Finalement, Mister Miracle a refusé la sentence prononcée contre lui et s'est rebellé avec et grâce à Big Barda. En affrontant le destin tout tracé, il est littéralement passé de la mort programmée à la vie. Et aujourd'hui, après avoir appris dans son aventure précédente que sa compagne était enceinte, il s'apprête à être père. De quoi mesurer le chemin parcouru depuis sa tentative de suicide, sa condamnation à mort, et enfin sa renaissance, le bonheur reconquis.
L'épisode abonde en clins d'oeil, souvent discrets, donc ouvrez bien les yeux et examinez chaque case. ici, vous verrez un panneau dans la chambre d'hôpital de Barda avec un slogan "Be a Wonder Woman" ; là, vous remarquerez que les courbes de son électrocardiogramme représente les deux "W" de l'amazone ; ou encore vous noterez que, comme à chaque chapitre, Scott arbore un tee-shirt avec le logo d'un héros DC, présentement le plus iconique de tous, celui de Superman - et Scott n'est-il pas devenu le Superman de sa propre existence en en niant la fatalité et le Superman de Barda à ses côtés dans cette chambre d'hôpital où leur enfant va naître ?
Mister Miracle n'a pas toujours été, loin s'en faut, une BD légère, avec ses réflexions sur le suicide, le destin, la culpabilité, la manipulation, les troubles mentaux, la perception altérée de la réalité, la guerre... Mais ce septième épisode est d'une drôlerie irrésistible.
Le flegme dont fait preuve Scott durant cette journée souligne l'absurdité de certaines situations et contraste avec celle traversée par Barda.

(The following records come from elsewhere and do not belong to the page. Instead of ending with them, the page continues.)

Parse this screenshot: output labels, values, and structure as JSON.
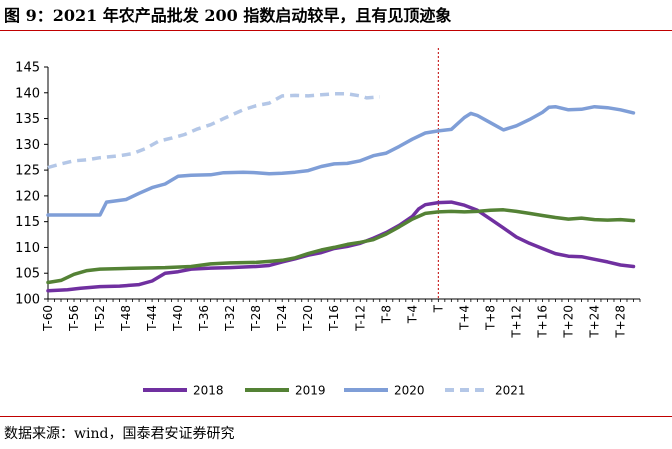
{
  "title": "图 9：2021 年农产品批发 200 指数启动较早，且有见顶迹象",
  "source": "数据来源：wind，国泰君安证券研究",
  "chart_data": {
    "type": "line",
    "x_labels": [
      "T-60",
      "T-56",
      "T-52",
      "T-48",
      "T-44",
      "T-40",
      "T-36",
      "T-32",
      "T-28",
      "T-24",
      "T-20",
      "T-16",
      "T-12",
      "T-8",
      "T-4",
      "T",
      "T+4",
      "T+8",
      "T+12",
      "T+16",
      "T+20",
      "T+24",
      "T+28"
    ],
    "x_range": [
      -60,
      31
    ],
    "ylim": [
      100,
      145
    ],
    "yticks": [
      100,
      105,
      110,
      115,
      120,
      125,
      130,
      135,
      140,
      145
    ],
    "reference_line_x": 0,
    "legend_position": "bottom",
    "series": [
      {
        "name": "2018",
        "color": "#7030a0",
        "dash": "solid",
        "points": [
          [
            -60,
            101.6
          ],
          [
            -57,
            101.8
          ],
          [
            -55,
            102.1
          ],
          [
            -52,
            102.4
          ],
          [
            -49,
            102.5
          ],
          [
            -46,
            102.8
          ],
          [
            -44,
            103.5
          ],
          [
            -42,
            105.0
          ],
          [
            -40,
            105.3
          ],
          [
            -38,
            105.8
          ],
          [
            -35,
            106.0
          ],
          [
            -32,
            106.1
          ],
          [
            -28,
            106.3
          ],
          [
            -26,
            106.5
          ],
          [
            -24,
            107.2
          ],
          [
            -22,
            107.8
          ],
          [
            -20,
            108.5
          ],
          [
            -18,
            109.0
          ],
          [
            -16,
            109.8
          ],
          [
            -14,
            110.2
          ],
          [
            -12,
            110.8
          ],
          [
            -10,
            111.8
          ],
          [
            -8,
            112.9
          ],
          [
            -6,
            114.3
          ],
          [
            -4,
            116.0
          ],
          [
            -3,
            117.5
          ],
          [
            -2,
            118.3
          ],
          [
            0,
            118.7
          ],
          [
            2,
            118.8
          ],
          [
            4,
            118.2
          ],
          [
            6,
            117.2
          ],
          [
            8,
            115.5
          ],
          [
            10,
            113.8
          ],
          [
            12,
            112.0
          ],
          [
            14,
            110.8
          ],
          [
            16,
            109.8
          ],
          [
            18,
            108.8
          ],
          [
            20,
            108.3
          ],
          [
            22,
            108.2
          ],
          [
            24,
            107.7
          ],
          [
            26,
            107.2
          ],
          [
            28,
            106.6
          ],
          [
            30,
            106.3
          ]
        ]
      },
      {
        "name": "2019",
        "color": "#548235",
        "dash": "solid",
        "points": [
          [
            -60,
            103.2
          ],
          [
            -58,
            103.6
          ],
          [
            -56,
            104.8
          ],
          [
            -54,
            105.5
          ],
          [
            -52,
            105.8
          ],
          [
            -49,
            105.9
          ],
          [
            -46,
            106.0
          ],
          [
            -42,
            106.1
          ],
          [
            -38,
            106.3
          ],
          [
            -35,
            106.8
          ],
          [
            -32,
            107.0
          ],
          [
            -28,
            107.1
          ],
          [
            -26,
            107.3
          ],
          [
            -24,
            107.5
          ],
          [
            -22,
            108.0
          ],
          [
            -20,
            108.8
          ],
          [
            -18,
            109.5
          ],
          [
            -16,
            110.0
          ],
          [
            -14,
            110.6
          ],
          [
            -12,
            111.0
          ],
          [
            -10,
            111.5
          ],
          [
            -8,
            112.6
          ],
          [
            -6,
            114.0
          ],
          [
            -4,
            115.5
          ],
          [
            -2,
            116.6
          ],
          [
            0,
            116.9
          ],
          [
            2,
            117.0
          ],
          [
            4,
            116.9
          ],
          [
            6,
            117.0
          ],
          [
            8,
            117.2
          ],
          [
            10,
            117.3
          ],
          [
            12,
            117.0
          ],
          [
            14,
            116.6
          ],
          [
            16,
            116.2
          ],
          [
            18,
            115.8
          ],
          [
            20,
            115.5
          ],
          [
            22,
            115.7
          ],
          [
            24,
            115.4
          ],
          [
            26,
            115.3
          ],
          [
            28,
            115.4
          ],
          [
            30,
            115.2
          ]
        ]
      },
      {
        "name": "2020",
        "color": "#7f9ed7",
        "dash": "solid",
        "points": [
          [
            -60,
            116.3
          ],
          [
            -56,
            116.3
          ],
          [
            -52,
            116.3
          ],
          [
            -51,
            118.8
          ],
          [
            -48,
            119.3
          ],
          [
            -46,
            120.5
          ],
          [
            -44,
            121.6
          ],
          [
            -42,
            122.3
          ],
          [
            -40,
            123.8
          ],
          [
            -38,
            124.0
          ],
          [
            -35,
            124.1
          ],
          [
            -33,
            124.5
          ],
          [
            -30,
            124.6
          ],
          [
            -28,
            124.5
          ],
          [
            -26,
            124.3
          ],
          [
            -24,
            124.4
          ],
          [
            -22,
            124.6
          ],
          [
            -20,
            124.9
          ],
          [
            -18,
            125.7
          ],
          [
            -16,
            126.2
          ],
          [
            -14,
            126.3
          ],
          [
            -12,
            126.8
          ],
          [
            -10,
            127.8
          ],
          [
            -8,
            128.3
          ],
          [
            -6,
            129.6
          ],
          [
            -4,
            131.0
          ],
          [
            -2,
            132.2
          ],
          [
            0,
            132.6
          ],
          [
            2,
            132.9
          ],
          [
            4,
            135.2
          ],
          [
            5,
            136.0
          ],
          [
            6,
            135.6
          ],
          [
            8,
            134.2
          ],
          [
            10,
            132.8
          ],
          [
            12,
            133.6
          ],
          [
            14,
            134.8
          ],
          [
            16,
            136.2
          ],
          [
            17,
            137.2
          ],
          [
            18,
            137.3
          ],
          [
            20,
            136.7
          ],
          [
            22,
            136.8
          ],
          [
            24,
            137.3
          ],
          [
            26,
            137.1
          ],
          [
            28,
            136.7
          ],
          [
            30,
            136.1
          ]
        ]
      },
      {
        "name": "2021",
        "color": "#b4c7e7",
        "dash": "dashed",
        "points": [
          [
            -60,
            125.5
          ],
          [
            -58,
            126.2
          ],
          [
            -56,
            126.8
          ],
          [
            -54,
            127.0
          ],
          [
            -52,
            127.4
          ],
          [
            -49,
            127.8
          ],
          [
            -47,
            128.2
          ],
          [
            -45,
            129.2
          ],
          [
            -43,
            130.6
          ],
          [
            -41,
            131.2
          ],
          [
            -39,
            131.9
          ],
          [
            -37,
            133.0
          ],
          [
            -35,
            133.8
          ],
          [
            -33,
            135.0
          ],
          [
            -30,
            136.7
          ],
          [
            -28,
            137.5
          ],
          [
            -26,
            138.0
          ],
          [
            -24,
            139.4
          ],
          [
            -22,
            139.5
          ],
          [
            -20,
            139.4
          ],
          [
            -18,
            139.6
          ],
          [
            -16,
            139.8
          ],
          [
            -14,
            139.8
          ],
          [
            -12,
            139.4
          ],
          [
            -11,
            139.0
          ],
          [
            -9,
            139.2
          ]
        ]
      }
    ]
  }
}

Lorsque les Female Furies débarquent, il les accueille poliment et les dialogues échangés avec elles sont si décalés qu'on ne peut qu'en savourer le comique (notamment quand on constate qu'elles se disputent entre elles, en particulier à cause de l'une qui est complètement folle comme en témoigne ses propos délirants ; ou, surtout, avec la sinistre Bernadeth remet la Farneth Knife à Scott - qui permettra de couper le cordon ombilical - avec laquelle elle promet ensuite de le tuer quand ils s'affronteront à nouveau - ce qui n'empêche pas Scott de la remercier de lui avoir procurer ce redoutable scalpel...).

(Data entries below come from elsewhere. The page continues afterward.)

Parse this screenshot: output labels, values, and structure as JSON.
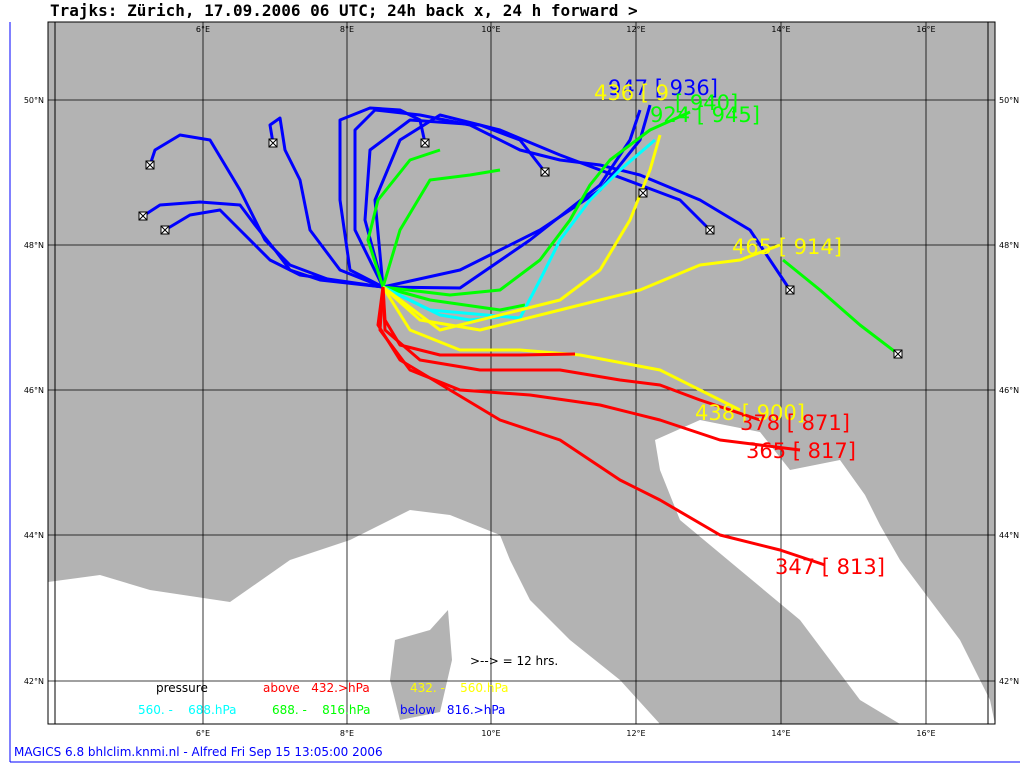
{
  "header": {
    "title": "Trajks: Zürich, 17.09.2006 06 UTC; 24h back x, 24 h forward >"
  },
  "axes": {
    "lat_labels": [
      "50°N",
      "48°N",
      "46°N",
      "44°N",
      "42°N"
    ],
    "lon_labels": [
      "6°E",
      "8°E",
      "10°E",
      "12°E",
      "14°E",
      "16°E"
    ]
  },
  "endpoint_labels": [
    {
      "text": "947 [ 936]",
      "color": "#0000ff"
    },
    {
      "text": "436 [ 9",
      "color": "#ffff00"
    },
    {
      "text": "[ 940]",
      "color": "#00ff00"
    },
    {
      "text": "924 [ 945]",
      "color": "#00ff00"
    },
    {
      "text": "465 [ 914]",
      "color": "#ffff00"
    },
    {
      "text": "438 [ 900]",
      "color": "#ffff00"
    },
    {
      "text": "378 [ 871]",
      "color": "#ff0000"
    },
    {
      "text": "365 [ 817]",
      "color": "#ff0000"
    },
    {
      "text": "347 [ 813]",
      "color": "#ff0000"
    }
  ],
  "legend": {
    "scale_note": ">--> = 12 hrs.",
    "pressure": "pressure",
    "entries": [
      {
        "text": "above   432.>hPa",
        "color": "#ff0000"
      },
      {
        "text": "432. -    560.hPa",
        "color": "#ffff00"
      },
      {
        "text": "560. -    688.hPa",
        "color": "#00ffff"
      },
      {
        "text": "688. -    816.hPa",
        "color": "#00ff00"
      },
      {
        "text": "below   816.>hPa",
        "color": "#0000ff"
      }
    ]
  },
  "footer": "MAGICS 6.8 bhlclim.knmi.nl - Alfred Fri Sep 15 13:05:00 2006"
}
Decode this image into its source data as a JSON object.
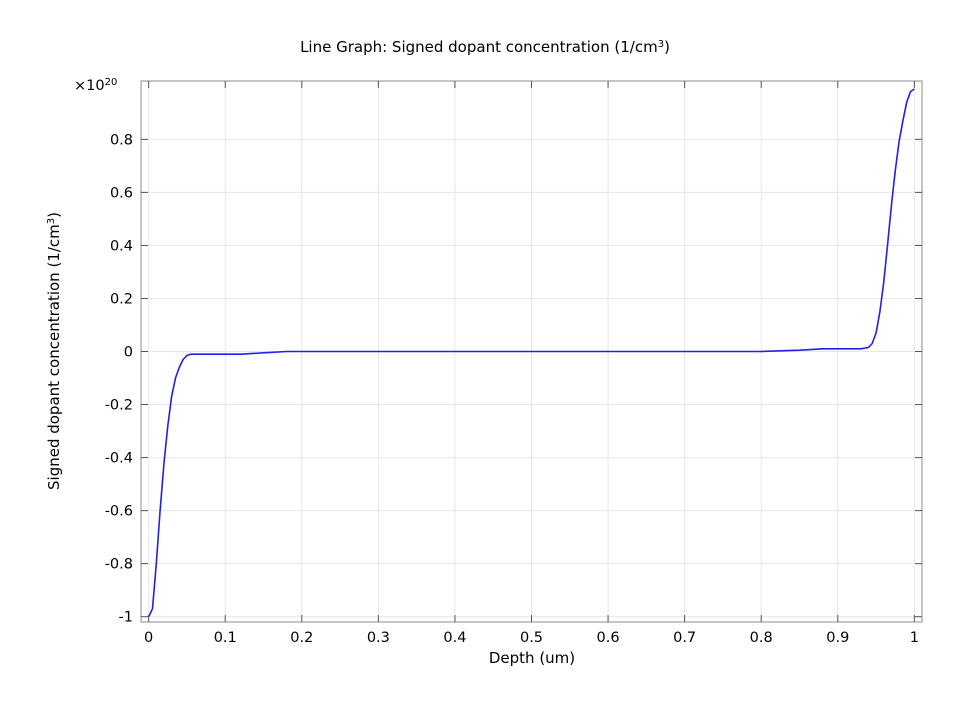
{
  "chart_data": {
    "type": "line",
    "title": "Line Graph: Signed dopant concentration (1/cm",
    "title_sup": "3",
    "title_end": ")",
    "xlabel": "Depth (um)",
    "ylabel": "Signed dopant concentration (1/cm",
    "ylabel_sup": "3",
    "ylabel_end": ")",
    "y_multiplier_base": "×10",
    "y_multiplier_exp": "20",
    "xlim": [
      -0.01,
      1.01
    ],
    "ylim": [
      -1.02,
      1.02
    ],
    "x_ticks": [
      0,
      0.1,
      0.2,
      0.3,
      0.4,
      0.5,
      0.6,
      0.7,
      0.8,
      0.9,
      1
    ],
    "x_tick_labels": [
      "0",
      "0.1",
      "0.2",
      "0.3",
      "0.4",
      "0.5",
      "0.6",
      "0.7",
      "0.8",
      "0.9",
      "1"
    ],
    "y_ticks": [
      -1,
      -0.8,
      -0.6,
      -0.4,
      -0.2,
      0,
      0.2,
      0.4,
      0.6,
      0.8
    ],
    "y_tick_labels": [
      "-1",
      "-0.8",
      "-0.6",
      "-0.4",
      "-0.2",
      "0",
      "0.2",
      "0.4",
      "0.6",
      "0.8"
    ],
    "grid": true,
    "series": [
      {
        "color": "#2020ee",
        "x": [
          0,
          0.005,
          0.01,
          0.015,
          0.02,
          0.025,
          0.03,
          0.035,
          0.04,
          0.045,
          0.05,
          0.055,
          0.06,
          0.07,
          0.08,
          0.1,
          0.12,
          0.15,
          0.18,
          0.2,
          0.3,
          0.4,
          0.5,
          0.6,
          0.7,
          0.8,
          0.85,
          0.88,
          0.9,
          0.92,
          0.93,
          0.94,
          0.945,
          0.95,
          0.955,
          0.96,
          0.965,
          0.97,
          0.975,
          0.98,
          0.985,
          0.99,
          0.995,
          1
        ],
        "y": [
          -1,
          -0.97,
          -0.8,
          -0.6,
          -0.42,
          -0.28,
          -0.17,
          -0.1,
          -0.06,
          -0.03,
          -0.015,
          -0.01,
          -0.01,
          -0.01,
          -0.01,
          -0.01,
          -0.01,
          -0.005,
          0,
          0,
          0,
          0,
          0,
          0,
          0,
          0,
          0.005,
          0.01,
          0.01,
          0.01,
          0.01,
          0.015,
          0.03,
          0.07,
          0.15,
          0.26,
          0.4,
          0.55,
          0.68,
          0.79,
          0.87,
          0.94,
          0.98,
          0.99
        ]
      }
    ]
  }
}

Autres grands moments, qui ponctuent toutes les scènes entre Scott et Barda : le choix du prénom du bébé. Les Néo-Dieux ne s'appellent pas exactement Pierre, Paul ou Jacques, et donc Scott propose des titres pour le moins désopilants, mais avec toute la bonne volonté du (quatrième) monde, espérant autant coller à la tradition que plaire à Barda. On a ainsi droit à Ironbreaker (d'après un des oncles de Mister Miracle, mort durant une bataille épique), Axeblow, Thunderdeath, Thronekiller : un vrai festival, vraiment hilarant. Rassurez-vous, le petit héritera d'un blase plus commun (mais pas moins connoté) : Jacob (soit, en hébreu, Ya'aqov, "il talonnera" et, en arabe, Ya'qûb ou Ya'qob, "Dieu a soutenu" ou "protégé". La Bible le connaît également sous le nom d’Israël et il est, après son père Isaac et son grand-père Abraham, l’un des trois patriarches avec lesquels Dieu contracte une alliance, lui promettant la terre qui portera désormais son nom.).

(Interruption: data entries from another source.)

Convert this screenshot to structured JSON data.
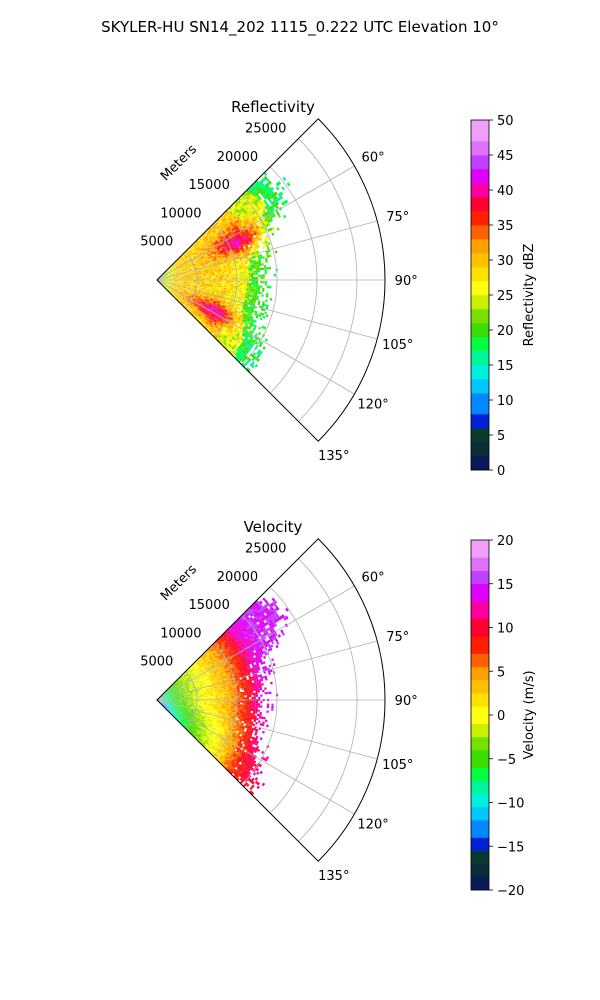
{
  "figure": {
    "suptitle": "SKYLER-HU  SN14_202  1115_0.222 UTC Elevation 10°"
  },
  "chart_data": [
    {
      "type": "heatmap",
      "subtype": "polar-sector-ppi",
      "title": "Reflectivity",
      "range_label": "Meters",
      "range_ticks": [
        5000,
        10000,
        15000,
        20000,
        25000
      ],
      "range_tick_labels": [
        "5000",
        "10000",
        "15000",
        "20000",
        "25000"
      ],
      "range_max": 28500,
      "azimuth_range_deg": [
        45,
        135
      ],
      "azimuth_ticks_deg": [
        60,
        75,
        90,
        105,
        120,
        135
      ],
      "azimuth_tick_labels": [
        "60°",
        "75°",
        "90°",
        "105°",
        "120°",
        "135°"
      ],
      "grid": true,
      "colorbar": {
        "label": "Reflectivity dBZ",
        "min": 0,
        "max": 50,
        "ticks": [
          0,
          5,
          10,
          15,
          20,
          25,
          30,
          35,
          40,
          45,
          50
        ],
        "tick_labels": [
          "0",
          "5",
          "10",
          "15",
          "20",
          "25",
          "30",
          "35",
          "40",
          "45",
          "50"
        ],
        "color_stops": [
          [
            0,
            "#0b1a5a"
          ],
          [
            2,
            "#0a2d3a"
          ],
          [
            4,
            "#0a3a30"
          ],
          [
            6,
            "#0020d8"
          ],
          [
            8,
            "#0088ff"
          ],
          [
            11,
            "#00c8ff"
          ],
          [
            13,
            "#00f0e0"
          ],
          [
            15,
            "#00f59a"
          ],
          [
            17,
            "#00ff40"
          ],
          [
            19,
            "#3cdc00"
          ],
          [
            21,
            "#78e000"
          ],
          [
            23,
            "#c8f000"
          ],
          [
            25,
            "#ffff10"
          ],
          [
            27,
            "#ffe000"
          ],
          [
            29,
            "#ffc000"
          ],
          [
            31,
            "#ffa000"
          ],
          [
            33,
            "#ff6000"
          ],
          [
            35,
            "#ff2000"
          ],
          [
            37,
            "#ff0030"
          ],
          [
            39,
            "#ff00a0"
          ],
          [
            41,
            "#e000ff"
          ],
          [
            43,
            "#c040ff"
          ],
          [
            45,
            "#e070ff"
          ],
          [
            47,
            "#f0a0f8"
          ],
          [
            50,
            "#fff0ff"
          ]
        ]
      },
      "echo": {
        "near_value": 25,
        "mid_value": 29,
        "edge_value": 20,
        "outer_value": 15,
        "inner_radius_m": 1500,
        "outer_edge_range_m": {
          "north_45": 17500,
          "north_55": 18500,
          "az_70": 13500,
          "az_90": 12500,
          "az_110": 12500,
          "az_125": 14500,
          "south_135": 15000
        },
        "cores": [
          {
            "azimuth_deg": 65,
            "range_m": 11000,
            "peak": 41,
            "spread_deg": 9,
            "spread_m": 3500
          },
          {
            "azimuth_deg": 118,
            "range_m": 8000,
            "peak": 42,
            "spread_deg": 9,
            "spread_m": 3000
          },
          {
            "azimuth_deg": 90,
            "range_m": 7500,
            "peak": 29,
            "spread_deg": 20,
            "spread_m": 4000
          }
        ]
      }
    },
    {
      "type": "heatmap",
      "subtype": "polar-sector-ppi",
      "title": "Velocity",
      "range_label": "Meters",
      "range_ticks": [
        5000,
        10000,
        15000,
        20000,
        25000
      ],
      "range_tick_labels": [
        "5000",
        "10000",
        "15000",
        "20000",
        "25000"
      ],
      "range_max": 28500,
      "azimuth_range_deg": [
        45,
        135
      ],
      "azimuth_ticks_deg": [
        60,
        75,
        90,
        105,
        120,
        135
      ],
      "azimuth_tick_labels": [
        "60°",
        "75°",
        "90°",
        "105°",
        "120°",
        "135°"
      ],
      "grid": true,
      "colorbar": {
        "label": "Velocity (m/s)",
        "min": -20,
        "max": 20,
        "ticks": [
          -20,
          -15,
          -10,
          -5,
          0,
          5,
          10,
          15,
          20
        ],
        "tick_labels": [
          "−20",
          "−15",
          "−10",
          "−5",
          "0",
          "5",
          "10",
          "15",
          "20"
        ],
        "color_stops": [
          [
            -20,
            "#0b1a5a"
          ],
          [
            -18.5,
            "#0a2d3a"
          ],
          [
            -17,
            "#0a3a30"
          ],
          [
            -15.5,
            "#0020d8"
          ],
          [
            -14,
            "#0088ff"
          ],
          [
            -12,
            "#00c8ff"
          ],
          [
            -10.5,
            "#00f0e0"
          ],
          [
            -9,
            "#00f59a"
          ],
          [
            -7.5,
            "#00ff40"
          ],
          [
            -6,
            "#3cdc00"
          ],
          [
            -4,
            "#78e000"
          ],
          [
            -2.5,
            "#c8f000"
          ],
          [
            -1,
            "#ffff10"
          ],
          [
            1,
            "#ffe000"
          ],
          [
            2.5,
            "#ffc000"
          ],
          [
            4,
            "#ffa000"
          ],
          [
            5.5,
            "#ff6000"
          ],
          [
            7,
            "#ff2000"
          ],
          [
            9,
            "#ff0030"
          ],
          [
            11,
            "#ff00a0"
          ],
          [
            13,
            "#e000ff"
          ],
          [
            15,
            "#c040ff"
          ],
          [
            16.5,
            "#e070ff"
          ],
          [
            18,
            "#f0a0f8"
          ],
          [
            20,
            "#fff0ff"
          ]
        ]
      },
      "field": {
        "range_to_velocity": [
          [
            0,
            -10
          ],
          [
            3000,
            -4
          ],
          [
            6000,
            0
          ],
          [
            9000,
            4
          ],
          [
            11000,
            8
          ],
          [
            13000,
            13
          ],
          [
            15000,
            15
          ]
        ],
        "south_offset": -5,
        "outer_edge_range_m": {
          "north_45": 17500,
          "north_55": 18500,
          "az_70": 13500,
          "az_90": 12500,
          "az_110": 12500,
          "az_125": 14500,
          "south_135": 15000
        }
      }
    }
  ]
}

Mitch Gerads a récemment donné sa première grande interview au site spécialisé CBR pour détailler sa méthode de travail, sa collaboration avec Tom King, et leur utilisation si poussée du "gaufrier" à neuf cases - qui séduit, mais aussi déplaît ou lasse, les lecteurs de la série. Sur ce dernier point, il explique que l'origine de ce découpage se trouve en fait dans les comics strips avec trois cases par bandes, qui dans le format traditionnel forment donc trois bandes de trois cases, donc une grille de neuf panneaux ("nine panels grid").
Et on peut encore une fois apprécier la radicalité du dispositif dans le registre comique que propose cet épisode puisque nombre de titres humoristiques ont utilisé des strips en trois cases pour articuler l'exposition de la situation, le gag, et la chute. Développé sur une page en trois fois trois cases, on a en quelque sorte affaire à une sorte de super strip, dont l'effet comique est encore plus puissant.
Mais, bien entendu, il faut d'abord être sensible à cet humour pratiqué par King et Gerads, une comédie à retardement, où Scott Free est l'éternel clown blanc face à un ou des interlocuteurs/partenaires plus volubiles, expressifs, délirants. Là encore, le flegme du personnage est la clé pour apprécier l'effet : plus ce à quoi il fait face est absurde, grotesque, "hénaurme", plus son impassibilité rend le gag efficace et provoque le rire chez le lecteur, sidéré par l'attitude placide, philosophe, imparable de Mister Miracle.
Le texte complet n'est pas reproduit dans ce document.